給食の時間に、クラスの中のひとりが、おかずの漬け物を指差して「これ、消毒液の匂いがする!」と言い出した。

すると、周りの生徒たちも皆口々に「たしかに」とうなずいた。

しまいには、先生まで「変な匂いがするなら食べなくていいから」と言い出す始末だった。

さて、その中で一人、俺は全くその感性が理解できないでいた。

それもそのはずで、俺はその時、「消毒液」を「ショートケーキ」と聞き間違えていた。

ショートケーキは甘くない

俺は自分の味覚だけおかしいのかと不安になって、隣の席のやつに「ショートケーキの味なんかしないよね?ショートケーキってさあ、ほら、もっと甘いよね?」と率直な疑問を聞いてみた。

すると隣のやつは、先ず驚き、次に大笑いして「いやそもそも消毒液は甘くないだろ」と言ってきたので、俺はますます混乱した。

みんなにとっては、漬け物はショートケーキの味がする、しかもショートケーキは漬け物ほどには甘くないらしい。

もう軽い疑心暗鬼状態だ。

さらに悪いことに、その隣の席のやつが「こいつ、消毒液が甘いって言うんだけど」と周りに尋ね始めたからもう大変だ。

俺は「いや、いいから、今のなしで」とそいつを抑えて、なんとかその場はことなきを得た。

その後、ふと、有史以前から社会的認知は多数決により決定されてきたのだった、ということを思い出したので、消毒液の話題についてはそれ以上喋らないようにしてやり過ごした。

ここからは話盛ってる

さて、俺がいた中学校では、給食の時間が終わるとみんなで食器を配膳室に片付けに行く制度があったのだが、運の悪い(?)ことに、配膳室には消毒液が置いてあった。

配膳室で片付けが終わると、一緒に片付けていたやつの一人が、俺に消毒液を突きつけてきて「これ、本当に甘く感じるの?」と聞いてきた。

その瞬間、脳みその中で全てが繋がった。

ああ!ショートケーキって、消毒液ね、と。

もやもやが一気に晴れた。

しかし中学生というのは、簡単に間違いを認められるほど素直じゃない。

中学生はメンツで生きているのだ。

俺は脊髄反射で嘘をついて「まあ、甘いね」とこたえた。

すると、そいつもなんだか自分の味覚が信じられないような顔になって「マジ?」と興味津々で聞いてくる。

マジなわけねえだろ。

しかし俺は黙ってうなずいた。

「本当かな…」とそいつは手に消毒液を垂らし、おそるおそる舌で舐めた。

本気か?と思いつつ、俺もそれを固唾を飲んで見守る。

実際、消毒液を直接なめる人間を見るのは後にも先にもこれきりだったし、どんな味がするのか気になった。

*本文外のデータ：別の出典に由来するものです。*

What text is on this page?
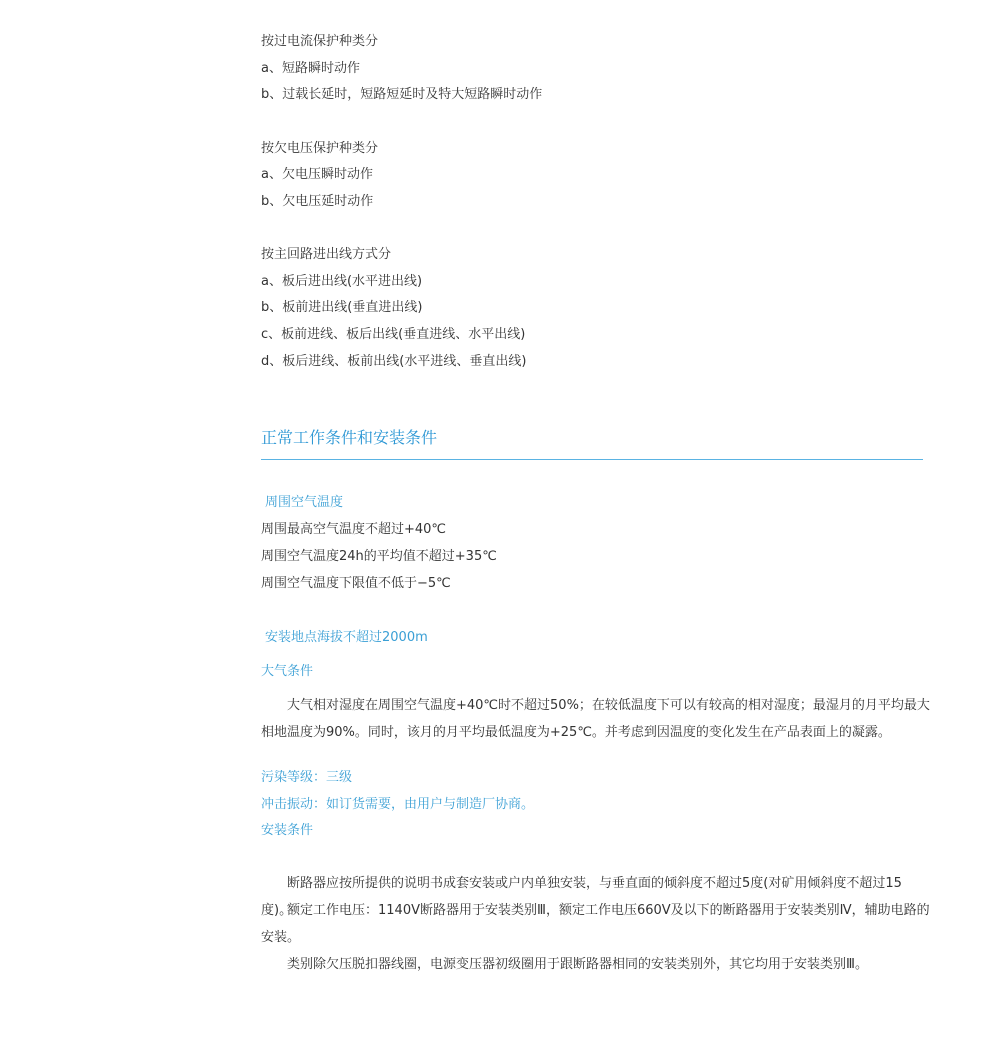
按过电流保护种类分
a、短路瞬时动作
b、过载长延时，短路短延时及特大短路瞬时动作
按欠电压保护种类分
a、欠电压瞬时动作
b、欠电压延时动作
按主回路进出线方式分
a、板后进出线(水平进出线)
b、板前进出线(垂直进出线)
c、板前进线、板后出线(垂直进线、水平出线)
d、板后进线、板前出线(水平进线、垂直出线)
正常工作条件和安装条件
周围空气温度
周围最高空气温度不超过+40℃
周围空气温度24h的平均值不超过+35℃
周围空气温度下限值不低于−5℃
安装地点海拔不超过2000m
大气条件
大气相对湿度在周围空气温度+40℃时不超过50%；在较低温度下可以有较高的相对湿度；最湿月的月平均最大相地温度为90%。同时，该月的月平均最低温度为+25℃。并考虑到因温度的变化发生在产品表面上的凝露。
污染等级：三级
冲击振动：如订货需要，由用户与制造厂协商。
安装条件
断路器应按所提供的说明书成套安装或户内单独安装，与垂直面的倾斜度不超过5度(对矿用倾斜度不超过15度)。
额定工作电压：1140V断路器用于安装类别Ⅲ，额定工作电压660V及以下的断路器用于安装类别Ⅳ，辅助电路的安装。
类别除欠压脱扣器线圈，电源变压器初级圈用于跟断路器相同的安装类别外，其它均用于安装类别Ⅲ。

そいつはしばらく口の中で舌を動かし、難しそうな顔をしていた。

「どう?」と聞くと、「まあ確かにちょっと甘いのかな〜言われてみれば」と。

言ってみるもんだな。

それで、逆に驚いたのはこっちだった。

嘘から出たまことか?と思いつつ、消毒液を手に取ってさっと舐めた。

が、まあ、結果は言うまでもなく。

それで中学生ながらに、感じる事とか言う事とか、ずいぶん適当なものだと思ったのだった。